A great devotee of the outdoors, Connie Shanor enjoyed tennis, cycling on Chappaquiddick (and in Beijing and Manhattan), Katama Bay swimming and Chappaquiddick canoeing. But she especially loved the flowers and birds around her house. She always kept the Pierce Lane bird feeder full and would watch each season’s avian arrivals with delight. Though her backyard garden was small, she was an expert gardener and filled it with flowers in spring, summer and fall. She was a dog and cat lover as well, and there was nearly always a cat or a Chesapeake in residence at the Shanor home.
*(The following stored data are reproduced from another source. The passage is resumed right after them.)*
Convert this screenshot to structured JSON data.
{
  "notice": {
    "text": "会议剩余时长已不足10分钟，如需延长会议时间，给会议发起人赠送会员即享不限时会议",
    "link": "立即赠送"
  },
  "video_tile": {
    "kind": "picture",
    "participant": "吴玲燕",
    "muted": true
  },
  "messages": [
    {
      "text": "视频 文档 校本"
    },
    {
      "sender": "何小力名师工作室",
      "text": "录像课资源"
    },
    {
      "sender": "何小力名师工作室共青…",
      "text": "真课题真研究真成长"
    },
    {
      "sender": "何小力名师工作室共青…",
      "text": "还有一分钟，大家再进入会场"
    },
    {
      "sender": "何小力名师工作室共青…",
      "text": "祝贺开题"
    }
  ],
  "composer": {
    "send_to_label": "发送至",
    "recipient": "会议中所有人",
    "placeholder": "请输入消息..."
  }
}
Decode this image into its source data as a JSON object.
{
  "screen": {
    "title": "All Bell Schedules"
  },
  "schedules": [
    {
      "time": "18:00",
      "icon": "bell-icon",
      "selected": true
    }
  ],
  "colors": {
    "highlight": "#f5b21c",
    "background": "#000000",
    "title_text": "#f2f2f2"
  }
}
The house they bought in 1973 had been moved to the site a century earlier from the Edgartown harbor where it had been a fish house. At the time of her death, Connie Shanor was watching a cardinal outside her window.

In addition to her husband of 66 years, she is survived by two daughters, Lisa Shanor of Oak Bluffs and Rebecca Shanor of New York city; a granddaughter, Zoe Mae Shanor of Oak Bluffs; and a sister, Marguerite Leavy of Clearwater, Fla. She was predeceased by her son, Donald Jr., and a sister, Virginia Barkdull.

Contributions in her name can be sent to Massachusetts Audubon at the Felix Neck Wildlife Sanctuary, P.O. Box 494, Vineyard Haven 02568.